Page:Aimard - Les invisibles de Paris, 1893.djvu/529

La bibliothèque libre.
Le texte de cette page a été corrigé et est conforme au fac-similé.

— M. le comte est seul le maître.

Ou l’aïeule répondait doucement à sa petite-fille :

— M. le comte seul a le droit de parler.

Et pourtant de ce secret dépendait sans doute le salut de cette famille !

De ce secret dépendait la réussite du plan que le comte de Warrens s’était tracé.

Aussi, que n’eût pas donné ce dernier pour le tenir dans sa main !

Mais pour parler, le vieillard attendait.

Il fallait bien que tous les siens, parents, alliés, amis et serviteurs, attendissent aussi.

La porte de la salle où se trouvaient les principaux membres de la famille de l’Estang s’ouvrit.

Edmée parut.
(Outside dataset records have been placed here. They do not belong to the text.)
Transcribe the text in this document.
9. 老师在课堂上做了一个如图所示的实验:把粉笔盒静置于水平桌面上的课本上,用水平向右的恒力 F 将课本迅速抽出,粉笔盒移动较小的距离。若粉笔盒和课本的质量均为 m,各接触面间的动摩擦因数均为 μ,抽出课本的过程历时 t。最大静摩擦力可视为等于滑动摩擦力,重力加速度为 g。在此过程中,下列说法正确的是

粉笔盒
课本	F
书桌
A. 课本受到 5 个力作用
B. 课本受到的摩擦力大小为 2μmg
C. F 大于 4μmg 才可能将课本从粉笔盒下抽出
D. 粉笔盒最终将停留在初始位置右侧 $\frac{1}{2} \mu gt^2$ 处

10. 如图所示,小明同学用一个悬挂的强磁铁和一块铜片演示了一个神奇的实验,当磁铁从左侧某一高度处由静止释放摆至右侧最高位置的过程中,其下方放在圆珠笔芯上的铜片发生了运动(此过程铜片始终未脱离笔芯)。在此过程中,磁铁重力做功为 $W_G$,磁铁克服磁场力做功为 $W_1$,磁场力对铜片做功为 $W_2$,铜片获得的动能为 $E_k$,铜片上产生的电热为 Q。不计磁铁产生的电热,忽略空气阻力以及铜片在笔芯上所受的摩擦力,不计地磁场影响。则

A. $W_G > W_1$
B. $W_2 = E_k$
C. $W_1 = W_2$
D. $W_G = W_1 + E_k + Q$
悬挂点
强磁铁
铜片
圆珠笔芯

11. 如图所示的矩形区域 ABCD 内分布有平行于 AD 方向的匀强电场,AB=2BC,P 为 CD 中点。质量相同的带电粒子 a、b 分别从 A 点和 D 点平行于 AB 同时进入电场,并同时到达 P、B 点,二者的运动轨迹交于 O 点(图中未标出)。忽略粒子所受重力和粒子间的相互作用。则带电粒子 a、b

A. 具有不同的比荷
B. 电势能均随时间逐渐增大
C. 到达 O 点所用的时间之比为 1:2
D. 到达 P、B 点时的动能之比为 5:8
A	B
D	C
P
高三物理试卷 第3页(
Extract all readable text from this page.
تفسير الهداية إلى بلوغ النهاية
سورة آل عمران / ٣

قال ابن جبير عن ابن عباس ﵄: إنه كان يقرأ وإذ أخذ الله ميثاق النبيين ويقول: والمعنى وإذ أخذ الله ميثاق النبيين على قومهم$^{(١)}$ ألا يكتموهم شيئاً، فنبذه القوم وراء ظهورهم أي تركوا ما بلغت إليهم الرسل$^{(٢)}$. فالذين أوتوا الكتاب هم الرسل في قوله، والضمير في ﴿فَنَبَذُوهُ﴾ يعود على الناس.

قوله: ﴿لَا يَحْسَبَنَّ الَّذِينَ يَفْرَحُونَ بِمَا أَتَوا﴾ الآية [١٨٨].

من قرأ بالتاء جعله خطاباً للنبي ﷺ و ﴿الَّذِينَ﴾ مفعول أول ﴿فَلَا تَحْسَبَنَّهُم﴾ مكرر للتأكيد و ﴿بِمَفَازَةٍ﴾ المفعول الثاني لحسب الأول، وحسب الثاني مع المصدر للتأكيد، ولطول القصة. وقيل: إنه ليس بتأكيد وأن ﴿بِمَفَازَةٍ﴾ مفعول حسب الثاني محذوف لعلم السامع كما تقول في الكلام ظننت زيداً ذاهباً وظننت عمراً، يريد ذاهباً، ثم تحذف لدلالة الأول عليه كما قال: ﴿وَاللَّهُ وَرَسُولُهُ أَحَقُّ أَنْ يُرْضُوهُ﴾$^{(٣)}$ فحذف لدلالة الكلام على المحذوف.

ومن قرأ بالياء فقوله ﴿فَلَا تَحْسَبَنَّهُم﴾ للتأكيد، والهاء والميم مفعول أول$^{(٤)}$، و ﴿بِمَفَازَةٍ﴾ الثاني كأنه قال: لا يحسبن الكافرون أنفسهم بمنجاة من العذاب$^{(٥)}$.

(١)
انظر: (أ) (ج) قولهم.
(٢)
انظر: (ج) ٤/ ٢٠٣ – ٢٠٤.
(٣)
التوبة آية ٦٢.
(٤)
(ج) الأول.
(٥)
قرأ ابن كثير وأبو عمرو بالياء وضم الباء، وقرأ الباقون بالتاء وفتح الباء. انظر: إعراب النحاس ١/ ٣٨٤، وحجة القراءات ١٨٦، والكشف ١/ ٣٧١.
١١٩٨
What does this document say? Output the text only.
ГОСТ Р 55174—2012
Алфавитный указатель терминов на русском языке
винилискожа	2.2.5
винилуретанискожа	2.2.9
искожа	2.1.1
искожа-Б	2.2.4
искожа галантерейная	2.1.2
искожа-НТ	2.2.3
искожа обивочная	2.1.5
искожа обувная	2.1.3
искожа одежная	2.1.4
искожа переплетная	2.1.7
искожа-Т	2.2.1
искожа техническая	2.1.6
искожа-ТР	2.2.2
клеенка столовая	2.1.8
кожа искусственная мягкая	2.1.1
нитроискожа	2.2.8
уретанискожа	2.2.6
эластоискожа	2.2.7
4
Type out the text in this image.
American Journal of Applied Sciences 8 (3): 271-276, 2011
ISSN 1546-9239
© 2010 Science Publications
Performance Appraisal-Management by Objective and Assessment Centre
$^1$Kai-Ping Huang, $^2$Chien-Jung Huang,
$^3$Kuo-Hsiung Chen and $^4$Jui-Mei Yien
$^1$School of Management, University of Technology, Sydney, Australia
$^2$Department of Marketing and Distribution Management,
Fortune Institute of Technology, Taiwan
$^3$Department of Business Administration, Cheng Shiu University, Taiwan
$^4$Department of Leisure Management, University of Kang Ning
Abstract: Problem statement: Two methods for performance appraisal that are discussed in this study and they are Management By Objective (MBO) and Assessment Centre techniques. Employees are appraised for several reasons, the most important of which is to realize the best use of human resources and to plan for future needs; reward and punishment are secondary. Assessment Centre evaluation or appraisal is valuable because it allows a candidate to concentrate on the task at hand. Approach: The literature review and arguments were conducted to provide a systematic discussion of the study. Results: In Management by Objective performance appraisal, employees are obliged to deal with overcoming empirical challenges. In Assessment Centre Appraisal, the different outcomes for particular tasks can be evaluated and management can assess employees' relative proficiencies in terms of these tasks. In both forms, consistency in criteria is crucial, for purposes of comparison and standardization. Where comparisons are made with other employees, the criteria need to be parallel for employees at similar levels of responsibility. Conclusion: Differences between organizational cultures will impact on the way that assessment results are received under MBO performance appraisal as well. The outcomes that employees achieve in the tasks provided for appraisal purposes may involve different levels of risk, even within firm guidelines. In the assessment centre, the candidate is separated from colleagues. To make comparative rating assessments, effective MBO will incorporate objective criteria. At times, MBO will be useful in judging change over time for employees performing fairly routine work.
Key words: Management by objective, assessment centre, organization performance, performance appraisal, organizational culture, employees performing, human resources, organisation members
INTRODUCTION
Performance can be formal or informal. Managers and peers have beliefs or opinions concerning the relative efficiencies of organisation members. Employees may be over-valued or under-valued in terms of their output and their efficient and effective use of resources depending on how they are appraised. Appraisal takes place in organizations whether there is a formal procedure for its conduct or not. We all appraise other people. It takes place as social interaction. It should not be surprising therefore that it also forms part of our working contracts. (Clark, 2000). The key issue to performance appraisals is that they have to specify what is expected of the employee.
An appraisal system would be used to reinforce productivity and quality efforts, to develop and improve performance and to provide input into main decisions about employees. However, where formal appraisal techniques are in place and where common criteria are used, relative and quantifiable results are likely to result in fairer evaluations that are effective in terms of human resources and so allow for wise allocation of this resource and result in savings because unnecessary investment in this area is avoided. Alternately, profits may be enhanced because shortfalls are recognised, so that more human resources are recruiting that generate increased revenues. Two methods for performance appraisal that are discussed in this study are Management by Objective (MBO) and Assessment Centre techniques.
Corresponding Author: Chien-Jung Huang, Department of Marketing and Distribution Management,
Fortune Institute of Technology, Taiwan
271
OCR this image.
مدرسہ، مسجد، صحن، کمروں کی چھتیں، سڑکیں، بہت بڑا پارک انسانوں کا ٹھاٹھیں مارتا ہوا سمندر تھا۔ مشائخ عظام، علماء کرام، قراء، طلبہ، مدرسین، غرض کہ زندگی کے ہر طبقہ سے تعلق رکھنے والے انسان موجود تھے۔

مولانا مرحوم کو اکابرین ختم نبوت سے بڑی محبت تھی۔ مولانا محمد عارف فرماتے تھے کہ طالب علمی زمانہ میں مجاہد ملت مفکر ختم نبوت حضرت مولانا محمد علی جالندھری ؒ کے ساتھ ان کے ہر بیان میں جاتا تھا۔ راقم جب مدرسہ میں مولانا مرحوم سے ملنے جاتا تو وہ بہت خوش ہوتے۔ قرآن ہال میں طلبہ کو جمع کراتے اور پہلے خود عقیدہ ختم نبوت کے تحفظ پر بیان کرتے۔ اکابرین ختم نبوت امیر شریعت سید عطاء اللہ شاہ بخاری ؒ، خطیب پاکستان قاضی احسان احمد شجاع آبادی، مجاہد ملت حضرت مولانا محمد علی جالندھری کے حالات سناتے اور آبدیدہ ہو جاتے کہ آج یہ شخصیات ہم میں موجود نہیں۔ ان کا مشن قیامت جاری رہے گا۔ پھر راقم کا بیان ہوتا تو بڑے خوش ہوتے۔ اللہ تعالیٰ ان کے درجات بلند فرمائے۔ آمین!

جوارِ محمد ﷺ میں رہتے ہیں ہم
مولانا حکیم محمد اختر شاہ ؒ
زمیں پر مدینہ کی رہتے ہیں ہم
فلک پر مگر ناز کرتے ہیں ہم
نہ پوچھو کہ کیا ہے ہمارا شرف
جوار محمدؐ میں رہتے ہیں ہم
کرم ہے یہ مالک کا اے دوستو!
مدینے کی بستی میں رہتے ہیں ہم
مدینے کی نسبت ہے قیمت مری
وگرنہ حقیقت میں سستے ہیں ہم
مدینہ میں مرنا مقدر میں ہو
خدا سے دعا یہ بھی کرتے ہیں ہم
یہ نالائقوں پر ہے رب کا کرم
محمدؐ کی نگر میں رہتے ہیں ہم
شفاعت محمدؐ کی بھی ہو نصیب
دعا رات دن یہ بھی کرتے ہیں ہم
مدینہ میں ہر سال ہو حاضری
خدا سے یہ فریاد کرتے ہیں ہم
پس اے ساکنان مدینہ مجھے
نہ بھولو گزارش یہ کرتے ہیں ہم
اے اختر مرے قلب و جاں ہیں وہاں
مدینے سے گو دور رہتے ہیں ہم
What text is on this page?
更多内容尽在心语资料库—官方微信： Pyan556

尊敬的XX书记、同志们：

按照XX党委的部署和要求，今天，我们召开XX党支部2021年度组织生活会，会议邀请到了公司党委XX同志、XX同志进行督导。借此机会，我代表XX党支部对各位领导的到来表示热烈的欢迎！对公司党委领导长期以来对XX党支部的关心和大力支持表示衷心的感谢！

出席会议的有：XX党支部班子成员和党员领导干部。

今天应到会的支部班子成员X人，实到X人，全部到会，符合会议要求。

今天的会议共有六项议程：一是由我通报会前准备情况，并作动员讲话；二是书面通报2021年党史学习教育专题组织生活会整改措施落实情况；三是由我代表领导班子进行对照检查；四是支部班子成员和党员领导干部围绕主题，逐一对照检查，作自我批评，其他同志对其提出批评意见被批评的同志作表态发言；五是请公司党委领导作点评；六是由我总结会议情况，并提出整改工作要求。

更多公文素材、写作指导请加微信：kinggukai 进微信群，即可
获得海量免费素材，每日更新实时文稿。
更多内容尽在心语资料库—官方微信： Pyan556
M. de Warrens la suivait.

Le vieillard poussa un soupir de satisfaction en apercevant sa petite-fille.

Il ouvrait les lèvres pour la gronder.

L’enfant gâtée, qui s’en aperçut, ne lui en laissa point, le temps.

D’un bond elle courut à lui, et ne lui donnant pas le loisir de se reconnaître, elle lui saisit la tête entre ses mains, et l’embrassant à plusieurs reprises :

— Le voici, grand-père !

Et comme tous les assistants la regardaient, stupéfaits de la familiarité dont elle usait vis-à-vis du comte de l’Estang, elle rougit un peu, et faisant mine de se repentir de son audace irrespectueuse, elle s’agenouilla à la droite du grand fauteuil seigneurial, dans lequel son grand-père se tenait toujours assis, et répéta plus bas :

— Le voici, monseigneur, le voici !

— Qui, petite fille ? demanda le vieux gentilhomme avec un sourire et en posant la main sur sa tête mutine.

— Noël, monseigneur.

— Ah ! enfin, c’est heureux qu’il vienne ! Qu’il entre.

Edmée se tourna du côté de M. de Warrens, et lui fit un signe d’encouragement.

Le comte de Warrens écoutait tout cela, sur le seuil, immobile, attendant qu’on l’appelât.

Sur la demande du vieillard, et sur le geste de la jeune fille, il s’avança, et salua le maître de la maison.

Pour rien au monde il n’eût prononcé un mot, avant que ce dernier ne lui eût adressé la parole.

Ah ! l’étiquette n’était certes pas un vain mot dans la noble famille des Kérouartz-Dinan-de-l’Estang, faux ou véritables !

— Vous vous êtes bien fait attendre, Noël ! dit enfin le vieux comte, en jetant sur lui un de ses plus clairs regards.

— À mon grand regret, monseigneur !

— Vous êtes-vous donc heurté à quelque obstacle difficile à franchir ?

— J’en ai rencontré plusieurs sur ma route. Ne me sentant pas assez fort momentanément pour les briser, il m’a fallu me décider à les tourner au plus vite.